Assistir “A História de Nós Dois” é um exercício de observação puro e simples. Levar a intimidade da relação para o cinema pode incomodar, fazer rir, criar identificação, mas nunca é comum. A transição dos sentimentos para o papel, e depois para uma tela de cinema, não é lá tarefa das mais fáceis e deve-se perder muito em uma sala de edição, até o produto final cheguar ao espectador. Por isso mesmo merece aplausos o trabalho pontual e tocante de Rob Reiner à frente deste longa. Ao direcionar o olhar para a rotina problemática de um casal aparentemente feliz, o diretor revela e disseca aquele que é o maior medo da vida a dois: descobrir que não se está mais apaixonado.

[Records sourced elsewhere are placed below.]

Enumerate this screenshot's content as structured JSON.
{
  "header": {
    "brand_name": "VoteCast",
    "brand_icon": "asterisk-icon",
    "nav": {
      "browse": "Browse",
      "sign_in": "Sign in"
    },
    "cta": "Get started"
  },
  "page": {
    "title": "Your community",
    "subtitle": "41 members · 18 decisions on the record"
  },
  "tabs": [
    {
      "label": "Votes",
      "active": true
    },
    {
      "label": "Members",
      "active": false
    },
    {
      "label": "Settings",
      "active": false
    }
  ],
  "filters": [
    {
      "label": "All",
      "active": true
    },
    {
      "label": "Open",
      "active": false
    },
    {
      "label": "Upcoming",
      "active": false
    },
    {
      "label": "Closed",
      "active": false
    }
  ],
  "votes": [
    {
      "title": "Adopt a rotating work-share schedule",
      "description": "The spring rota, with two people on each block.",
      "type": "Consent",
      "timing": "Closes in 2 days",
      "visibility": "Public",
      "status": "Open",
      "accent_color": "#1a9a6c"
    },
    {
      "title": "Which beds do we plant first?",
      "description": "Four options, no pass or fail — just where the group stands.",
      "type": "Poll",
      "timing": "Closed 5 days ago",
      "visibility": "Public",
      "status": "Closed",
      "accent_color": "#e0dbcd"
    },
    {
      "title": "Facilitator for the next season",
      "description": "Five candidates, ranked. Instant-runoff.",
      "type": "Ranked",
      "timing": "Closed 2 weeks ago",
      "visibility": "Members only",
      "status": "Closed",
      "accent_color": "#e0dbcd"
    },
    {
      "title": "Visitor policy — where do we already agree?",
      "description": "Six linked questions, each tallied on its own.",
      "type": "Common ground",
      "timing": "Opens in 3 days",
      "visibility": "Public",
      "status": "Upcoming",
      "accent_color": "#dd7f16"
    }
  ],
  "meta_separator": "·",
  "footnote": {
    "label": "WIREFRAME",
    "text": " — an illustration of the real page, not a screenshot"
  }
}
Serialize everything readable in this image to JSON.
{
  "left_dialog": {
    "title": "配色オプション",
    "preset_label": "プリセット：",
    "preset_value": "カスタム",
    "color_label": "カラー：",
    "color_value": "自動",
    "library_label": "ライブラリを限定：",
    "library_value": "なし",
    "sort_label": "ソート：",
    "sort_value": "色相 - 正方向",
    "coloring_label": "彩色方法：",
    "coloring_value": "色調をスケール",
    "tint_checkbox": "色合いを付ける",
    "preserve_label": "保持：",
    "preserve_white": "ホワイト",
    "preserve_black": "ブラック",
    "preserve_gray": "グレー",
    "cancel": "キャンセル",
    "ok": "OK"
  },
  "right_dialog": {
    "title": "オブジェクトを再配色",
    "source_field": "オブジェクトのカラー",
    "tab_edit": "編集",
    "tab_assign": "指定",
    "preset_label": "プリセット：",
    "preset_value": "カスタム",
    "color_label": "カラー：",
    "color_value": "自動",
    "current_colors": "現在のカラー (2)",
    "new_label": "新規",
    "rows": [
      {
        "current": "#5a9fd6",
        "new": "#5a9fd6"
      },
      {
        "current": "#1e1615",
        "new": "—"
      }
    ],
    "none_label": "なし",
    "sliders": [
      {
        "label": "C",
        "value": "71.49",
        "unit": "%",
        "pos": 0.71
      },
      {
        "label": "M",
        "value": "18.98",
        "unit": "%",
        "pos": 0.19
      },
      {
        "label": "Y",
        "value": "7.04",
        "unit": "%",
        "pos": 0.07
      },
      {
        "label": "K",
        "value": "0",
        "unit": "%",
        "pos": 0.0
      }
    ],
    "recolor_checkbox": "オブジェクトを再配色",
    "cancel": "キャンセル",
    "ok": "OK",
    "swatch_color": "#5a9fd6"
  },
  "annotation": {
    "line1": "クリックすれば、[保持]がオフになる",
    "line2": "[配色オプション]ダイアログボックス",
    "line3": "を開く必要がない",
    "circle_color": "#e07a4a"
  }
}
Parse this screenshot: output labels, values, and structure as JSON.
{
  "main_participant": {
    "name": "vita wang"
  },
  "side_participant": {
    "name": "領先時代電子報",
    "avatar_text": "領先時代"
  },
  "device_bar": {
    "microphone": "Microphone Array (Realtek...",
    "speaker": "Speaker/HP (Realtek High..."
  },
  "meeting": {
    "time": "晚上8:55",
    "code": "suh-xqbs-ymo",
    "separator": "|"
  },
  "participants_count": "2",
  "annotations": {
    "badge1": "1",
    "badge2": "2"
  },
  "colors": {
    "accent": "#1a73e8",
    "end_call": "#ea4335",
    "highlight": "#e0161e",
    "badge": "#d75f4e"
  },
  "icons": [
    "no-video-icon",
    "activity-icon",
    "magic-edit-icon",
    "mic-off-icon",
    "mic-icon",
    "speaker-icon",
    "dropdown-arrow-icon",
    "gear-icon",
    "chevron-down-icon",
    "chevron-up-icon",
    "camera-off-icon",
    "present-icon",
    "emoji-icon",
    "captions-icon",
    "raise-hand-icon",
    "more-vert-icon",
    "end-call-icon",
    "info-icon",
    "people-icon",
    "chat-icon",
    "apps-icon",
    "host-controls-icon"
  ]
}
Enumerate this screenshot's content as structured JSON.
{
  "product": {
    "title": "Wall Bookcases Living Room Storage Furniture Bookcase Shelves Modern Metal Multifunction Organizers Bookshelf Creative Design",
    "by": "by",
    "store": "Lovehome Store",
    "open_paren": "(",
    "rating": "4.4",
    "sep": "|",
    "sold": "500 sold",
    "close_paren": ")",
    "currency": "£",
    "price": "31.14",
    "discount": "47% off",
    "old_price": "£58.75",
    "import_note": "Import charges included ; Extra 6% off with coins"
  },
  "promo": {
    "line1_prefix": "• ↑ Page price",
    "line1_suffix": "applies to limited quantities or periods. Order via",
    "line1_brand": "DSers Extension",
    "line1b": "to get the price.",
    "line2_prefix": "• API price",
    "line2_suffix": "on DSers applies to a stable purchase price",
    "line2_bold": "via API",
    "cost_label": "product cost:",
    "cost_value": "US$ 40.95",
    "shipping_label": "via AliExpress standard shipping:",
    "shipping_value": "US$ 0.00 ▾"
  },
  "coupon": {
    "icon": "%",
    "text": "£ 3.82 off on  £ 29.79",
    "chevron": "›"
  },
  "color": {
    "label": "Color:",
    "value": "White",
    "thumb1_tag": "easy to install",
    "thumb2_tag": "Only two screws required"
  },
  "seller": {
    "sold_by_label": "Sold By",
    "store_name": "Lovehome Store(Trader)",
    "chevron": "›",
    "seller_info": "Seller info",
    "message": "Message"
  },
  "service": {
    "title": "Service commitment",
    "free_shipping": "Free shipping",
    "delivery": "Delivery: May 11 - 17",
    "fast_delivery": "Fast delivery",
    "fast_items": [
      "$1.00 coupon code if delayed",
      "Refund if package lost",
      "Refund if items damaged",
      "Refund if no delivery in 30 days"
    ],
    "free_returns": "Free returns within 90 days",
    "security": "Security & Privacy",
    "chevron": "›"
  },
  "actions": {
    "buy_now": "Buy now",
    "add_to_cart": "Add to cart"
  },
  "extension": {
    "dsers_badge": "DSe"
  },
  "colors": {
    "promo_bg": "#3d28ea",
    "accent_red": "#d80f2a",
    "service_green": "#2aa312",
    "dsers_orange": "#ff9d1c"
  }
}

O espontâneo escritor Ben (Bruce Willis) e a prática fazedora de palavras cruzadas Katie (Michelle Pfeiffer) estão juntos há 15 anos, têm dois fihos lindos e uma casa de comercial de margarina. Mas isso não é o suficiente para mantê-los juntos, quando percebem-se intolerantes um com o outro. A ida dos filhos filhos Josh (Jake Sandvig), de 12 anos, e Erin (Colleen Rennison), de 10, a um acampamento de verão, leva o casal a uma separação de corpos, enquanto eles repensam sua vida juntos e decidem se devem ou não permanecer casados. É a partir daí que o drama de Reiner mostra a que veio.

O diretor não apela para a histeria e até mesmo dosa os clichês tão comuns às tramas como esta. É na neutralidade de espaço entre os protagonistas que ele injeta uma boa quantidade de momentos marcantes, mostrando os altos e baixos da relação e as consequências do amor, da raiva, da intolerância, do respeito (ou a falta dele), do carinho na vida de Ben e Katie. Cada sentimento relembrado pelo casal é colocado por Reiner de foma não-traumática e sem gratuidade em flashbacks, ora de extrema felicidade, ora de extrema frustração, e por isso seu trabalho soa tão honesto.

“A História de Nós Dois” aproveita muito bem, além do talento óbvio, o carisma de Bruce Willis e a beleza de Michelle Pfeiffer. O ótimo elenco de apoio formado por Rita Wilson, Tim Matheson e Paul Reiser apresenta as metáforas mais absurdamente hilárias sobre o casamento e compromisso, enquanto discursam sobre o abismo que acaba tomando conta das relações conjugais.

Alan Zweibel e Jessie Nelson assinam um roteiro que consegue ser brilhante na simplicidade. Além de proporcionar exelentes diálogos para os prersonagens centrais, brindam o elenco de apoio com tiradas divertidas e extravagantes. A dicotomia tão bem expressa em palavras também o é em imagens. A fotografia de Michael Chapman ("As Duas Faces de um Crime", "Touro Indomável" e "O Fugiivo") privilegia o ambiente e as emoções dos personagens, aliado ao bom trabalho de edição de Robert Leighton ("Harry & Sally" e "Questão de Honra"). Eric Clapton, que assina parte da trilha sonora, resumiu o espírito do filme com a baladinha “Get Lost” nas cenas iniciais.

Aparadas as devidas arestas, Reiner fez um bom trabalho e soube superar o trivial. “A História de Nós Dois” não soa pretensioso, e não é mesmo. É um drama simples, com pequenas doses de humor, que entretem, faz refletir e ainda deixa um gostinho no ar de que é possível acreditar em finais felizes. Na tela, ou fora dela.